# Subtracting Values from a Positive semidefinite Matrix in a Semidefinite Program

I'm trying to construct an SDP relaxation for a non-convex quadratic program ($$x^{\intercal}\mathbf{H}x$$) with the following objective function: $$$$x_{11}y_{11} + x_{12}y_{12} + x_{21}y_{21} + x_{22}y_{22}$$$$ Where $$x_{ij} \in \{0, 1\}$$ and $$y_{\max} \leq y_{ij} \leq y_\min$$ ($$y_{ij}$$ is a continuous\real decision variable)

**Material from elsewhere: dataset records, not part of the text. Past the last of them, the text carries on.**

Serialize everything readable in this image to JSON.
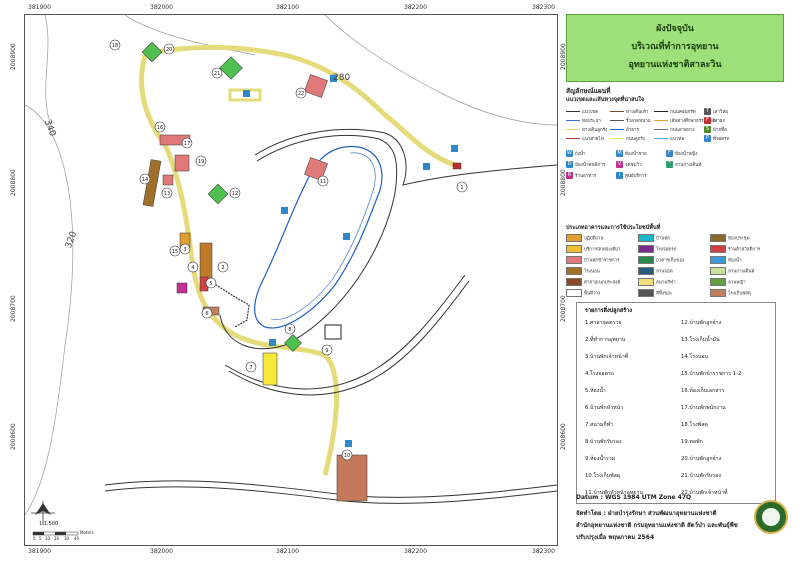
{
  "title": {
    "line1": "ผังปัจจุบัน",
    "line2": "บริเวณที่ทำการอุทยาน",
    "line3": "อุทยานแห่งชาติสาละวิน"
  },
  "grid": {
    "x_labels": [
      "381900",
      "382000",
      "382100",
      "382200",
      "382300"
    ],
    "y_labels": [
      "2008900",
      "2008800",
      "2008700",
      "2008600"
    ]
  },
  "contours": [
    "280",
    "340",
    "320"
  ],
  "scale": {
    "ratio": "1:1,500",
    "ticks": [
      "0",
      "5",
      "10",
      "20",
      "30",
      "40"
    ],
    "unit": "Meters"
  },
  "legend": {
    "heading": "สัญลักษณ์แผนที่",
    "sub1": "แนวเขตและเส้นทางจุดที่น่าสนใจ",
    "lines": [
      {
        "label": "แนวเขต",
        "color": "#333333"
      },
      {
        "label": "ทางเดินเท้า",
        "color": "#7a4b2a"
      },
      {
        "label": "ถนนคอนกรีต",
        "color": "#222222"
      },
      {
        "label": "ท่อประปา",
        "color": "#3c6fd1"
      },
      {
        "label": "รั้วลวดหนาม",
        "color": "#555555"
      },
      {
        "label": "เส้นทางศึกษาธรรมชาติ",
        "color": "#e0a030"
      },
      {
        "label": "ทางเดินลูกรัง",
        "color": "#e6d46a"
      },
      {
        "label": "ลำธาร",
        "color": "#1e5fc2"
      },
      {
        "label": "ถนนลาดยาง",
        "color": "#6b6b6b"
      },
      {
        "label": "แนวสายไฟ",
        "color": "#b03030"
      },
      {
        "label": "ถนนลูกรัง",
        "color": "#e9e07a"
      },
      {
        "label": "แนวท่อ",
        "color": "#4fa3e0"
      }
    ],
    "icons": [
      {
        "label": "เสาวิทยุ",
        "color": "#555555",
        "glyph": "T"
      },
      {
        "label": "เสาธง",
        "color": "#c03030",
        "glyph": "F"
      },
      {
        "label": "ป้ายชื่อ",
        "color": "#4f8a2b",
        "glyph": "S"
      },
      {
        "label": "ที่จอดรถ",
        "color": "#2d87c9",
        "glyph": "P"
      },
      {
        "label": "ถังน้ำ",
        "color": "#2d87c9",
        "glyph": "W"
      },
      {
        "label": "ห้องน้ำชาย",
        "color": "#2d87c9",
        "glyph": "M"
      },
      {
        "label": "ห้องน้ำหญิง",
        "color": "#2d87c9",
        "glyph": "F"
      },
      {
        "label": "ห้องน้ำคนพิการ",
        "color": "#2d87c9",
        "glyph": "D"
      },
      {
        "label": "จุดชมวิว",
        "color": "#c03090",
        "glyph": "V"
      },
      {
        "label": "ลานกางเต็นท์",
        "color": "#2d9c6a",
        "glyph": "^"
      },
      {
        "label": "ร้านอาหาร",
        "color": "#c03090",
        "glyph": "R"
      },
      {
        "label": "ศูนย์บริการ",
        "color": "#2d87c9",
        "glyph": "i"
      }
    ],
    "sub2": "ประเภทอาคารและการใช้ประโยชน์พื้นที่",
    "areas": [
      {
        "label": "ปฏิบัติงาน",
        "color": "#e0a030"
      },
      {
        "label": "บ้านพัก",
        "color": "#18b4c8"
      },
      {
        "label": "ห้องประชุม",
        "color": "#8a6a2a"
      },
      {
        "label": "บริการนักท่องเที่ยว",
        "color": "#f0c030"
      },
      {
        "label": "โรงจอดรถ",
        "color": "#7a2a8a"
      },
      {
        "label": "ร้านค้าสวัสดิการ",
        "color": "#d04040"
      },
      {
        "label": "บ้านพักข้าราชการ",
        "color": "#e07a7a"
      },
      {
        "label": "อาคารเก็บของ",
        "color": "#2a8a4a"
      },
      {
        "label": "ห้องน้ำ",
        "color": "#3c9ad6"
      },
      {
        "label": "โรงนอน",
        "color": "#a0702a"
      },
      {
        "label": "ลานจอด",
        "color": "#2a5a7a"
      },
      {
        "label": "ลานกางเต็นท์",
        "color": "#c8e0a0"
      },
      {
        "label": "ศาลาอเนกประสงค์",
        "color": "#8a4a2a"
      },
      {
        "label": "สนามกีฬา",
        "color": "#f0e080"
      },
      {
        "label": "ลานหญ้า",
        "color": "#60a040"
      },
      {
        "label": "พื้นที่ว่าง",
        "color": "#ffffff"
      },
      {
        "label": "ที่ทิ้งขยะ",
        "color": "#555555"
      },
      {
        "label": "โรงเก็บพัสดุ",
        "color": "#c08060"
      }
    ]
  },
  "buildings_heading": "รายการสิ่งปลูกสร้าง",
  "buildings": [
    "1.ศาลาจุดตรวจ",
    "2.ที่ทำการอุทยาน",
    "3.บ้านพักเจ้าหน้าที่",
    "4.โรงจอดรถ",
    "5.ห้องน้ำ",
    "6.บ้านพักหัวหน้า",
    "7.สนามกีฬา",
    "8.บ้านพักรับรอง",
    "9.ห้องน้ำรวม",
    "10.โรงเก็บพัสดุ",
    "11.บ้านพักหัวหน้าอุทยาน",
    "12.บ้านพักลูกจ้าง",
    "13.โรงเก็บน้ำมัน",
    "14.โรงนอน",
    "15.บ้านพักข้าราชการ 1-2",
    "16.ห้องเก็บเอกสาร",
    "17.บ้านพักพนักงาน",
    "18.โรงพัสดุ",
    "19.หอพัก",
    "20.บ้านพักลูกจ้าง",
    "21.บ้านพักรับรอง",
    "22.บ้านพักเจ้าหน้าที่"
  ],
  "datum": "Datum : WGS 1984 UTM Zone 47Q",
  "credit1": "จัดทำโดย : ฝ่ายบำรุงรักษา ส่วนพัฒนาอุทยานแห่งชาติ",
  "credit2": "สำนักอุทยานแห่งชาติ กรมอุทยานแห่งชาติ สัตว์ป่า และพันธุ์พืช",
  "credit3": "ปรับปรุงเมื่อ พฤษภาคม 2564",
  "map_labels": [
    "1",
    "2",
    "3",
    "4",
    "5",
    "6",
    "7",
    "8",
    "9",
    "10",
    "11",
    "12",
    "13",
    "14",
    "15",
    "16",
    "17",
    "18",
    "19",
    "20",
    "21",
    "22"
  ]
}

The matrix $$\mathbf{H}$$ has the following values which makes it indefinite: $$$$\mathbf{H} = \begin{bmatrix} 0 & 0 & 0 & 0 & 0 & 0 & 0 & 0 \\ 0 & 0 & 0 & 0 & 0 & 0 & 0 & 0 \\ 0 & 0 & 0 & 0 & 0 & 0 & 0 & 0 \\ 0 & 0 & 0 & 0 & 0 & 0 & 0 & 0 \\ 1 & 0 & 0 & 0 & 0 & 0 & 0 & 0 \\ 0 & 1 & 0 & 0 & 0 & 0 & 0 & 0 \\ 0 & 0 & 1 & 0 & 0 & 0 & 0 & 0 \\ 0 & 0 & 0 & 1 & 0 & 0 & 0 & 0 \\ \end{bmatrix}$$$$

By replacing the negative eigen values of matrix $$\mathbf{H}$$ with zeros and reconstructing it using the new eigen values, I got the following positive semidefinite matrix: $$$$\mathbf{H} = \begin{bmatrix} 0.2500& 0& 0& 0&0.2500& 0& 0& 0\\ 0&0.2500& 0& 0& 0&0.2500& 0& 0\\ 0& 0&0.2500& 0& 0& 0&0.2500& 0\\ 0& 0& 0&0.2500& 0& 0& 0&0.2500\\ 0.2500& 0& 0& 0&0.2500& 0& 0& 0\\ 0&0.2500& 0& 0& 0&0.2500& 0& 0\\ 0& 0&0.2500& 0& 0& 0&0.2500& 0\\ 0& 0& 0&0.2500& 0& 0& 0&0.2500\\ \end{bmatrix}$$$$

Now here is my final objective function in SDP relaxed program that I figured out so far: $$$$\mathbf{H\cdot X} - \mathbf{Tr(H\cdot X})$$$$

Where: $$$$\mathbf{x} = \begin{bmatrix} x_{11}\\x_{12}\\x_{21}\\x_{11}\\y_{11}\\y_{12}\\y_{21}\\y_{22} \end{bmatrix}, \mathbf{X} = \mathbf{xx^{\intercal}}$$$$

My questions are:

1. Are these steps correct for constructing SDP relaxation for the non-convex quadratic program?.
2. Is the objective function correct after subtracting the trace $$\mathbf{Tr(H\cdot X)}$$? because as far as I know the objective function must be either positive definite or positive semedefinite.
3. I know that there is a linearization technique that can solve the problem but I'm trying to find how this can be solved using SDP.

It is not the best option to regard it as a non-convex QP. A product of a binary variable and a continuous variable is not really bilinear (or non-linear). For example, the nonlinear constraint $$z_{ij} \geq x_{ij}y_{ij}$$ could be replaced with $$z_{ij} \geq y_{ij} - y_{\max}(1-x_{ij})\\ z_{ij} \geq y_{\min}x_{ij}$$ (the RHS of the second line could be $$0$$ if $$y_{\min}\geq 0$$).